Kein Wunder, dass die beiden sich scheinbar ohne Pause mit ihren Smartphones beschäftigen. Und sie sind nicht die Ausnahme. Spätestens mit dem Wechsel in eine weiterführende Schule werden die meisten Eltern schwach und rüsten ihre Kinder mit cleveren Handys aus.

Ein Smartphone, um dabei zu sein

Auch dem Vater Carsten Keuchel ging das so. "Unser Kind hat beim Schulwechsel sofort gesehen, dass die neuen Freunde schon Smartphones haben." Seine Tochter habe argumentiert, dass sich alle in Gruppen organisieren und sich auch darüber verabreden würden. Das sei wichtig, weil sie ja noch nicht so viele Leute kennen würde. "Und dann haben wir als Eltern gesagt, wir wollen sie ja nicht ausschließen."

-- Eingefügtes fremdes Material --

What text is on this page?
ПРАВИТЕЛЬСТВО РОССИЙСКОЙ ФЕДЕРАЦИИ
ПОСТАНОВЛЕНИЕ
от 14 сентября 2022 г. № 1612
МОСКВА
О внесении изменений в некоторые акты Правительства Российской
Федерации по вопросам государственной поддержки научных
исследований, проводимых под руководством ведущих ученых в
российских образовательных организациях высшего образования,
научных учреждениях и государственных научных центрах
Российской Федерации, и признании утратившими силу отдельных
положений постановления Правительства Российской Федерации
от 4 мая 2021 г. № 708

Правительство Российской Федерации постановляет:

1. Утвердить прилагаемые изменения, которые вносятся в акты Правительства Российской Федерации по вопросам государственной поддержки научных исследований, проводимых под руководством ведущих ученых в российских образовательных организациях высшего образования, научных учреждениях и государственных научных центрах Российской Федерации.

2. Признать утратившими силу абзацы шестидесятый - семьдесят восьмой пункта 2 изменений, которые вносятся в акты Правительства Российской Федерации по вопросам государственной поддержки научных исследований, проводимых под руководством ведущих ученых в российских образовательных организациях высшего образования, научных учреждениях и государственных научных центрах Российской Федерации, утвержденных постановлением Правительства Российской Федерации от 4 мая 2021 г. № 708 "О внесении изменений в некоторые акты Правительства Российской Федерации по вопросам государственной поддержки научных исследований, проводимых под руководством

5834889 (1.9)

Wer will schon Schuld sein an der sozialen Isolation seines Kindes? Also wurde das Handy angeschafft. Aber der kostbare Besitz war an vorher ausgehandelte Bedingungen geknüpft. "Die Regeln sollten sein: Wir gucken jederzeit rein. Wir schauen, was du da machst", sagt Keuchel. Das sei aber nur ein guter Vorsatz gewesen. Schnell hätten die Eltern gemerkt, dass das mit der Kontrolle nicht so ganz einfach ist. "Sie hat das für sich ziemlich schnell als ihr Werkzeug erkannt und hat nachher auch ihren eigenen Sperrcode ans Handy gemacht. Immer wieder gab es lange Streits, dass sie uns das Smartphone hergibt", berichtet der Vater.

Das liebste Spielzeug

Medienpädagogin Katrin Viertel erklärt das innige Verhältnis vieler Kinder zu ihrem Smartphone so: "Dieses Gerät ist - nach der tragbaren Spielekonsole oder einem MP3-Player - ein Gerät, das dem Kind alleine gehört." Sie habe das Gefühl, dass Eltern häufig der Ansicht seien, das Smartphone habe den Ärger in ihre Familie getragen. Sie würden dabei völlig ignorieren, dass in ihrer eigenen Jugend die Auseinandersetzungen genau dieselben gewesen seien. "Es geht um Selbstbestimmung, um Abgrenzung", sagt die Expertin.

Damit der Familienfrieden dennoch gewahrt bleibt, empfiehlt Viertel einen Smartphone-Knigge: "Was sich als praktikabel erwiesen hat, ist eine einfache Regel: Wenn Du ins Bett gehst, schläft das Handy in der Küche." Ebenfalls sehr empfehlen könne sie, dass das Gerät beim Essen nicht am Tisch ist. Das gelte dann aber auch für die Eltern und nicht nur für die Kinder.

Eltern sind Vorbilder

Denn natürlich erliegen nicht nur Kinder und Jugendliche den Verlockungen der digitalen Möglichkeiten. Eine norwegische Studie besagt: Jedes fünfte Kind im Großraum Oslo fühlt sich zu wenig von den Eltern beachtet, weil diese sich ständig mit ihrem Smartphone beschäftigen.

Für Medienpädagogin Viertel steht fest: Kinder ahmen das Verhalten ihrer Eltern nach. Auch was die Smartphone-Nutzung angeht. "Wenn man selber es nicht schafft, auch nur drei Minuten auf den Bus zu warten, ohne sein Handy in der Hand zu haben, dann muss man sich nicht wundern, wenn die Kinder das genauso machen."